Small clusters of Canaanite letters have been identified on pottery fragments and arrowheads, but This is the first time scientists have found a complete sentence written in what Yosef Garfinkel, a professor of archeology at the Hebrew University of Jerusalem, called the first alphabet-based language, making it a groundbreaking discovery The history of the human ability to write.

“Nothing like this has ever been found. It’s not a king’s royal inscription… that’s something very human. You are immediately connected to this person who had this crest”, saId Garfinkel, co-author of the study published in the Jerusalem Journal of Archaeology.

The very first writing system arose about 5,000 years ago and was used by the ancient Sumerians of Mesopotamia (in what is now Iraq). Like Egyptian hieroglyphs, the system known in later stages as cuneiform relied on hundreds of pictographs to represent words, ideas, and sounds. Garfinkel said that the Canaanites were the first to use letters representing sounds in their writing system, which later evolved into the Phoenician, Greek, and eventually the Latin alphabet most commonly used today.

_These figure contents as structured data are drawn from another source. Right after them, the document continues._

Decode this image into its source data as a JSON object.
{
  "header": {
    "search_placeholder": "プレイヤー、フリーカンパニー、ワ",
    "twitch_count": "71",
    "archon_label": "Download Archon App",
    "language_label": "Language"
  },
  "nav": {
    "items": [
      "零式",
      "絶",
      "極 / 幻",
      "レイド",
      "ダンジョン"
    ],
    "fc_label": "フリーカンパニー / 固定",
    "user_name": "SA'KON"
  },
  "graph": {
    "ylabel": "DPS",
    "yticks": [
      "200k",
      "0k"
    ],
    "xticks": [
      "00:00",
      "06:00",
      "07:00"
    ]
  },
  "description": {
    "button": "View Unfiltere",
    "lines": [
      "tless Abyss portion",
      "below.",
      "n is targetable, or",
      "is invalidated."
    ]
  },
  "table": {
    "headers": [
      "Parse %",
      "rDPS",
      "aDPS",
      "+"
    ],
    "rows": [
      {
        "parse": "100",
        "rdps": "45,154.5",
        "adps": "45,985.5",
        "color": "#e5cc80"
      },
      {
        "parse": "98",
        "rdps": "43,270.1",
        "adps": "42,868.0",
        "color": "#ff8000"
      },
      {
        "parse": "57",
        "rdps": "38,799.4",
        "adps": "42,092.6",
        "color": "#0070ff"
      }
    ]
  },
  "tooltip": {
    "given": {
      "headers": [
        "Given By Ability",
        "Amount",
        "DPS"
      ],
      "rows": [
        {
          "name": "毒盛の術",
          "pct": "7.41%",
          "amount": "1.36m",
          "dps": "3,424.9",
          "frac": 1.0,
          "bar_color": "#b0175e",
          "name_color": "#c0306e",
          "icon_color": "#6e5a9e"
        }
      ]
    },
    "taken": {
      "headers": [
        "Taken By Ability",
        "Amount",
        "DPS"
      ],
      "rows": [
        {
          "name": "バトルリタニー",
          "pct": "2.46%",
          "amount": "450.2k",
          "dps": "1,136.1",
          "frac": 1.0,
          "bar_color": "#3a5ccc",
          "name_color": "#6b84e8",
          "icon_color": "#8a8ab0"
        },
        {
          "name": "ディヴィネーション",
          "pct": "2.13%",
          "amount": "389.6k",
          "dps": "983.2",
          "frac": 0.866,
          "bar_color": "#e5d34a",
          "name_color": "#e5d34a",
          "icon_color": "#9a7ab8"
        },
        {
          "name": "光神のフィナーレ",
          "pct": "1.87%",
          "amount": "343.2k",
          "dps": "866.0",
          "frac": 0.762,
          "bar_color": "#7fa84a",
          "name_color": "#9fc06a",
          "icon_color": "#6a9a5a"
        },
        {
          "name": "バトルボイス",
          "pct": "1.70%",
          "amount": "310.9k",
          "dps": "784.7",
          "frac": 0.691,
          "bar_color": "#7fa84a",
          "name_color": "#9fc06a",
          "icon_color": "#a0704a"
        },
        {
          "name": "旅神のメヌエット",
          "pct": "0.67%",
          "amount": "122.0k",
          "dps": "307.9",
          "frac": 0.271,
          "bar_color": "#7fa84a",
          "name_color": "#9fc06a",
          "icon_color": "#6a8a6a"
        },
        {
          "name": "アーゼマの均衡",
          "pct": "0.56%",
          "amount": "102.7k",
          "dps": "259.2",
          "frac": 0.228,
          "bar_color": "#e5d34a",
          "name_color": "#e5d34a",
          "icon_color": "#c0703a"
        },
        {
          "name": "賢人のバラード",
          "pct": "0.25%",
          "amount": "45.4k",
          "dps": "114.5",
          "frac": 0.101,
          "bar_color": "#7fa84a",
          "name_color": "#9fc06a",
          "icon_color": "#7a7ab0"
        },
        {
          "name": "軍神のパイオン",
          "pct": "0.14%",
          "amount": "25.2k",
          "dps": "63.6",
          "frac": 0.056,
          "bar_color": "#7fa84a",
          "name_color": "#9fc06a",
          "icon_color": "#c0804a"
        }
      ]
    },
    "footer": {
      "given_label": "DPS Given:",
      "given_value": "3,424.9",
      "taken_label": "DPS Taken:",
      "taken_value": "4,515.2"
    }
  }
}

“The Canaanites invented the alphabet. … Nowadays everyone in the world can read and write according to the alphabet system. This is truly one of the greatest intellectual achievements of mankind,” he said. “When you write in English, you really use Canaanite.”

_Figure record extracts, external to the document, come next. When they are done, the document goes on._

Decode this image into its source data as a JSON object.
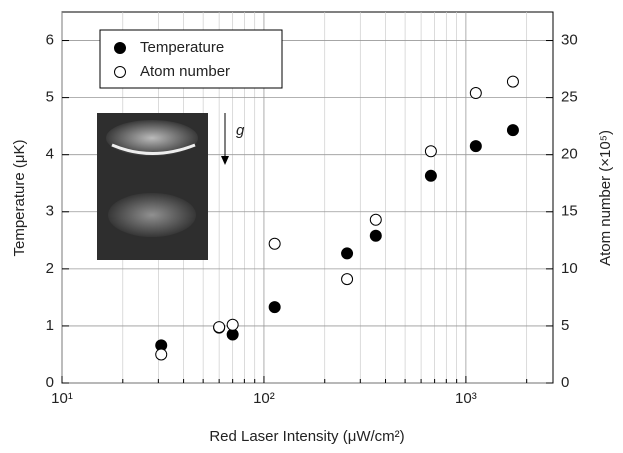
{
  "chart_data": {
    "type": "scatter",
    "xlabel": "Red Laser Intensity (μW/cm²)",
    "ylabel": "Temperature (μK)",
    "y2label": "Atom number (×10⁵)",
    "annotation": "g",
    "xscale": "log",
    "xlim": [
      10,
      2700
    ],
    "xticks": [
      {
        "value": 10,
        "label": "10¹"
      },
      {
        "value": 100,
        "label": "10²"
      },
      {
        "value": 1000,
        "label": "10³"
      }
    ],
    "ylim": [
      0,
      6.5
    ],
    "yticks": [
      0,
      1,
      2,
      3,
      4,
      5,
      6
    ],
    "y2lim": [
      0,
      32.5
    ],
    "y2ticks": [
      0,
      5,
      10,
      15,
      20,
      25,
      30
    ],
    "grid": true,
    "legend": "upper left",
    "series": [
      {
        "name": "Temperature",
        "color": "#000000",
        "fill": "filled",
        "x": [
          31,
          60,
          70,
          113,
          258,
          358,
          671,
          1120,
          1710
        ],
        "values": [
          0.66,
          0.97,
          0.85,
          1.33,
          2.27,
          2.58,
          3.63,
          4.15,
          4.43
        ]
      },
      {
        "name": "Atom number",
        "color": "#000000",
        "fill": "open",
        "axis": "y2",
        "x": [
          31,
          60,
          70,
          113,
          258,
          358,
          671,
          1120,
          1710
        ],
        "values": [
          2.5,
          4.9,
          5.1,
          12.2,
          9.1,
          14.3,
          20.3,
          25.4,
          26.4
        ]
      }
    ]
  }
}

The ivory comb bears an inscription:

The ridge was found in 2016 at an Israeli archaeological site called Lachish, a Canaanite city-state in the second millennium BC. B.C., excavated. However, it wasn’t until 2021 when Madeleine Mumcuoglu, a research fellow at the Hebrew University of Jerusalem, first noticed the engraving when she zoomed in on an iPhone snap of the comb after completing her examination of the lice remains found on the artifact.

“I just took a picture with my iPhone. And it wasn’t good enough. So I put it in a very strong light and took another picture,” she said.

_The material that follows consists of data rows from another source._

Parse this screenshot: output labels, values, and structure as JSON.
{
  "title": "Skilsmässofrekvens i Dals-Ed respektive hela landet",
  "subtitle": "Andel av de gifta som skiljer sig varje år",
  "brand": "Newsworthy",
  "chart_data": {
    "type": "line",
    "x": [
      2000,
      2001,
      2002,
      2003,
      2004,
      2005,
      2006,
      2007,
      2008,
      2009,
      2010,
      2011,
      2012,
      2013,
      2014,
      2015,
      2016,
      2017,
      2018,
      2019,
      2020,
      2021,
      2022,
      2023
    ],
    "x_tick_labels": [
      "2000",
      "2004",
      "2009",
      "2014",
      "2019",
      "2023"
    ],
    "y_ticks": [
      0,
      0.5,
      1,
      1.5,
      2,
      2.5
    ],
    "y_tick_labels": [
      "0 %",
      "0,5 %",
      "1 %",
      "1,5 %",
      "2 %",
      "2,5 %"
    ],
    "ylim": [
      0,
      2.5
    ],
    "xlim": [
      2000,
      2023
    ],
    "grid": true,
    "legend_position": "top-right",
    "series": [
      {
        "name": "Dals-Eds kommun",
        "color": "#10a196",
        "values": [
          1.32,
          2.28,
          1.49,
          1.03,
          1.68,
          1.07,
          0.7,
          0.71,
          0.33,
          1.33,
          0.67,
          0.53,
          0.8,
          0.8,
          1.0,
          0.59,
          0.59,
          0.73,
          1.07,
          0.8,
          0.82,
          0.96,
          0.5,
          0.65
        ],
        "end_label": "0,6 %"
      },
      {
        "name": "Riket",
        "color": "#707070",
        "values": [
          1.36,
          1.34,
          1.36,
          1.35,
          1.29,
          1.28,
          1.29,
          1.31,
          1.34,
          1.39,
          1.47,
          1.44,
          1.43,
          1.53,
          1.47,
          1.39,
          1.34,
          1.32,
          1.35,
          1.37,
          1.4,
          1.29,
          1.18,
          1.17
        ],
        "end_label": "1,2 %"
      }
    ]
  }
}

Mumcuoglu was surprised to see the flat letters on the small crest. After careful study, the research team identified 17 letters that make up the seven words.

The researchers could not directly date the comb, despite two attempts to radiocarbon date it, nor were they able to extract DNA from the lice remains embedded in the comb. The study team assumes that it dates from around 1700 BC. based on a comparison of the letters with those on pottery or ceramics of known age.

Christopher Rollston, professor of Northwest Semitic languages ​​and literatures at George Washington University, said there was “some room to debate the exact date” of the ridge, but agreed that the inscription dates to the first half of the second millennium B.C. Dated and said the work The team’s work in deciphering the inscription was “brilliant”. He was not involved in the study.

“The fact that this inscription is about ordinary life is particularly fascinating. Throughout human history, lice have been a constant problem,” he said via email. “We can only hope that this inscribed comb was useful in doing what it was supposed to do: eradicate some of those pesky bugs.”

The inscription was not immediately discovered until five years after the ridge was excavated.

The comb is similar in design to today’s plastic or metal lice combs. On one side there are 14 fine teeth for removing lice and their eggs, on the other side six more widely spaced teeth used to untangle knotted hair. Head lice have been bothering people for a long time. The earliest direct evidence is a 10,000-year-old intact louse egg on the hair of a Brazilian mummy, but DNA analysis suggests we’ve been coexisting with head lice for much longer.

The inscription and the fact that the crest was made of elephant ivory led Mumcuoglu to suspect that it might have been a gift for someone important. “From my point of view it was an elite product.”

She was also confused by its small size – it measures 3.5 centimeters by 2.5 centimeters (1.4 inch by 1 inch).

“Perhaps you kept it in your pocket and used it discreetly. Maybe back then people were ashamed to have head lice.”